I also expect the general public to witness egregious misalignment through someone deploying a weak agent a la ChaosGPT. This is weaker evidence for AI takeover risk than such an incident occurring in a naturalistic training run. However, I do expect this to make loss of control risks more salient and compelling.
The upshot of all of this is that conditional on misalignment in fact being a problem, key stakeholders will understand misalignment better and take loss of control risks more seriously when it comes time to handle transformative AI. Importantly, I think this is true even if there’s never a single dramatic “warning shot.” This does not necessarily mean that key stakeholders will act reasonably/ideally. For example, race dynamics may lead them to take risky actions, even if they understand the risks. But understanding the risks is a prerequisite to dealing with them effectively.

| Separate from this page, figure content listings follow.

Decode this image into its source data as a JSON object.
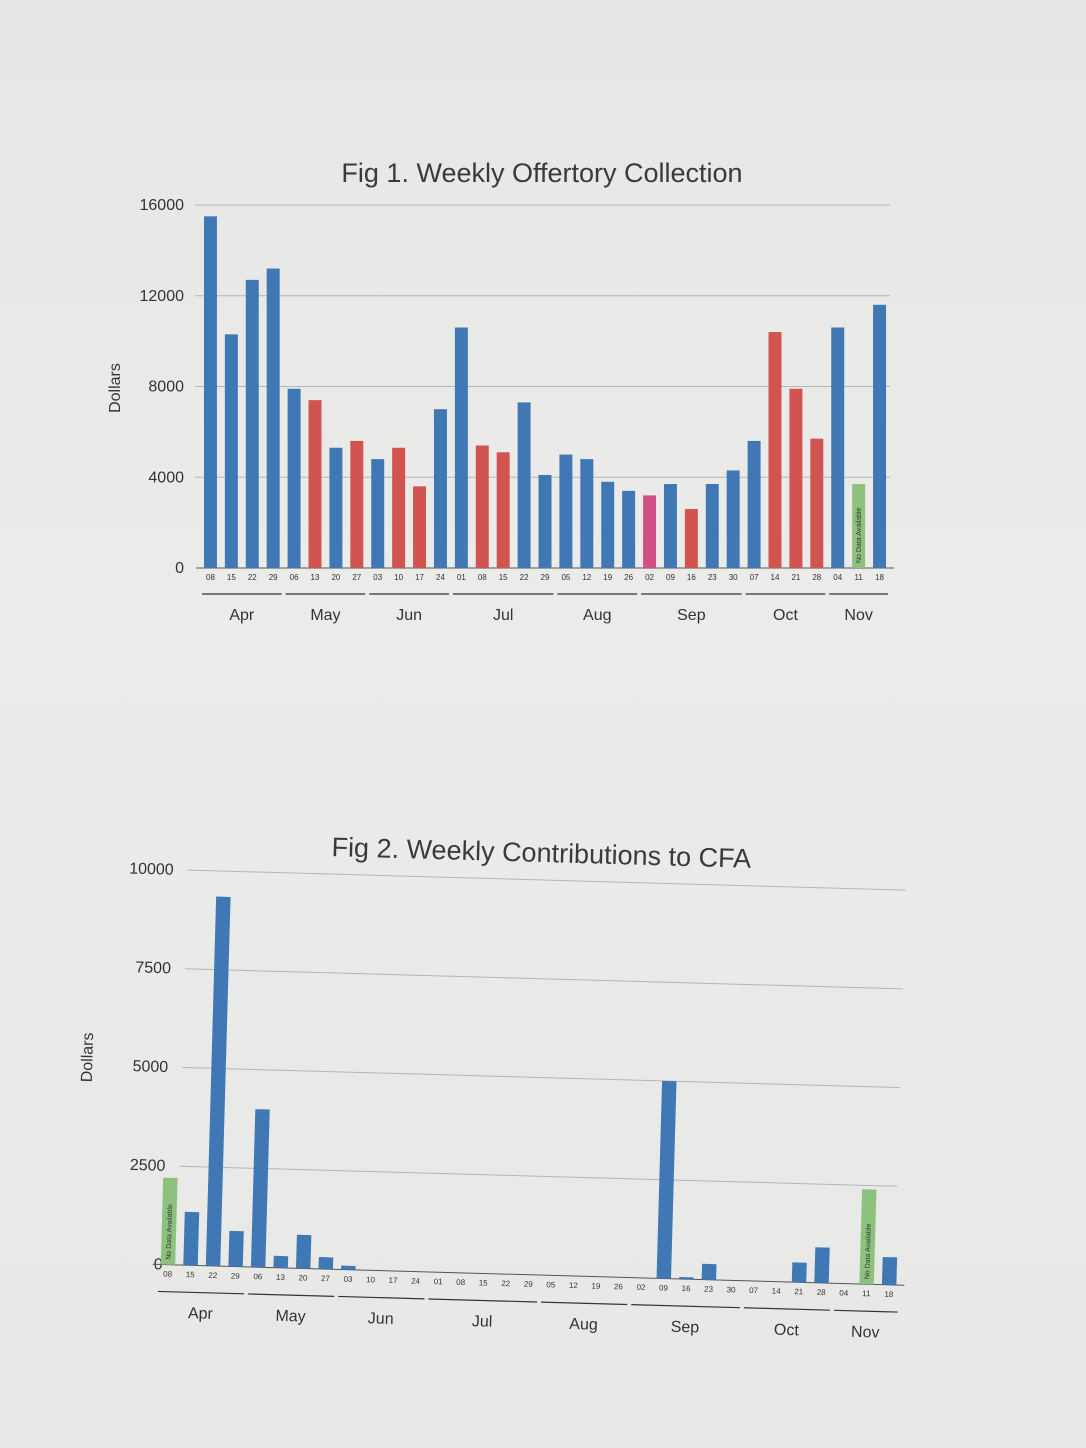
{
  "colors": {
    "blue": "#3f78b4",
    "red": "#d25450",
    "pink": "#d24f86",
    "green": "#8dc27e"
  },
  "chart_data": [
    {
      "type": "bar",
      "title": "Fig 1. Weekly Offertory Collection",
      "xlabel": "",
      "ylabel": "Dollars",
      "ylim": [
        0,
        16000
      ],
      "yticks": [
        "0",
        "4000",
        "8000",
        "12000",
        "16000"
      ],
      "grid": true,
      "categories": [
        "08",
        "15",
        "22",
        "29",
        "06",
        "13",
        "20",
        "27",
        "03",
        "10",
        "17",
        "24",
        "01",
        "08",
        "15",
        "22",
        "29",
        "05",
        "12",
        "19",
        "26",
        "02",
        "09",
        "16",
        "23",
        "30",
        "07",
        "14",
        "21",
        "28",
        "04",
        "11",
        "18"
      ],
      "values": [
        15500,
        10300,
        12700,
        13200,
        7900,
        7400,
        5300,
        5600,
        4800,
        5300,
        3600,
        7000,
        10600,
        5400,
        5100,
        7300,
        4100,
        5000,
        4800,
        3800,
        3400,
        3200,
        3700,
        2600,
        3700,
        4300,
        5600,
        10400,
        7900,
        5700,
        10600,
        3700,
        11600
      ],
      "bar_colors": [
        "blue",
        "blue",
        "blue",
        "blue",
        "blue",
        "red",
        "blue",
        "red",
        "blue",
        "red",
        "red",
        "blue",
        "blue",
        "red",
        "red",
        "blue",
        "blue",
        "blue",
        "blue",
        "blue",
        "blue",
        "pink",
        "blue",
        "red",
        "blue",
        "blue",
        "blue",
        "red",
        "red",
        "red",
        "blue",
        "green",
        "blue"
      ],
      "no_data": [
        {
          "index": 31,
          "label": "No Data Available"
        }
      ],
      "months": [
        {
          "label": "Apr",
          "from": 0,
          "to": 3
        },
        {
          "label": "May",
          "from": 4,
          "to": 7
        },
        {
          "label": "Jun",
          "from": 8,
          "to": 11
        },
        {
          "label": "Jul",
          "from": 12,
          "to": 16
        },
        {
          "label": "Aug",
          "from": 17,
          "to": 20
        },
        {
          "label": "Sep",
          "from": 21,
          "to": 25
        },
        {
          "label": "Oct",
          "from": 26,
          "to": 29
        },
        {
          "label": "Nov",
          "from": 30,
          "to": 32
        }
      ]
    },
    {
      "type": "bar",
      "title": "Fig 2. Weekly Contributions to CFA",
      "xlabel": "",
      "ylabel": "Dollars",
      "ylim": [
        0,
        10000
      ],
      "yticks": [
        "0",
        "2500",
        "5000",
        "7500",
        "10000"
      ],
      "grid": true,
      "categories": [
        "08",
        "15",
        "22",
        "29",
        "06",
        "13",
        "20",
        "27",
        "03",
        "10",
        "17",
        "24",
        "01",
        "08",
        "15",
        "22",
        "29",
        "05",
        "12",
        "19",
        "26",
        "02",
        "09",
        "16",
        "23",
        "30",
        "07",
        "14",
        "21",
        "28",
        "04",
        "11",
        "18"
      ],
      "values": [
        2200,
        1350,
        9350,
        900,
        4000,
        300,
        850,
        300,
        100,
        0,
        0,
        0,
        0,
        0,
        0,
        0,
        0,
        0,
        0,
        0,
        0,
        0,
        5000,
        50,
        400,
        0,
        0,
        0,
        500,
        900,
        0,
        2400,
        700
      ],
      "bar_colors": [
        "green",
        "blue",
        "blue",
        "blue",
        "blue",
        "blue",
        "blue",
        "blue",
        "blue",
        "blue",
        "blue",
        "blue",
        "blue",
        "blue",
        "blue",
        "blue",
        "blue",
        "blue",
        "blue",
        "blue",
        "blue",
        "blue",
        "blue",
        "blue",
        "blue",
        "blue",
        "blue",
        "blue",
        "blue",
        "blue",
        "blue",
        "green",
        "blue"
      ],
      "no_data": [
        {
          "index": 0,
          "label": "No Data Available"
        },
        {
          "index": 31,
          "label": "No Data Available"
        }
      ],
      "months": [
        {
          "label": "Apr",
          "from": 0,
          "to": 3
        },
        {
          "label": "May",
          "from": 4,
          "to": 7
        },
        {
          "label": "Jun",
          "from": 8,
          "to": 11
        },
        {
          "label": "Jul",
          "from": 12,
          "to": 16
        },
        {
          "label": "Aug",
          "from": 17,
          "to": 20
        },
        {
          "label": "Sep",
          "from": 21,
          "to": 25
        },
        {
          "label": "Oct",
          "from": 26,
          "to": 29
        },
        {
          "label": "Nov",
          "from": 30,
          "to": 32
        }
      ]
    }
  ]
}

I agree that weak agents will be too clumsy to hide egregious misalignment and that will likely get trained away (and current techniques might suffice). I also generally agree with the thrust of your post. But isn't the concern that this easily-correctable misalignment will teach key stakeholders that "we're good at observing and catching misalignment" rather than "it might hard to fix egregious misalignment"?
Like on this: "Conditional on misalignment in fact “being a problem” (i.e. our “default” techniques wouldn’t suffice to align TAI), I expect at least some frontier models prior to TAI will become egregiously misaligned at some point in their training."
Is your view that if misalignment is a serious issue with current techniques, then current techniques will just result in obviously misaligned frontier agents clumsily running around?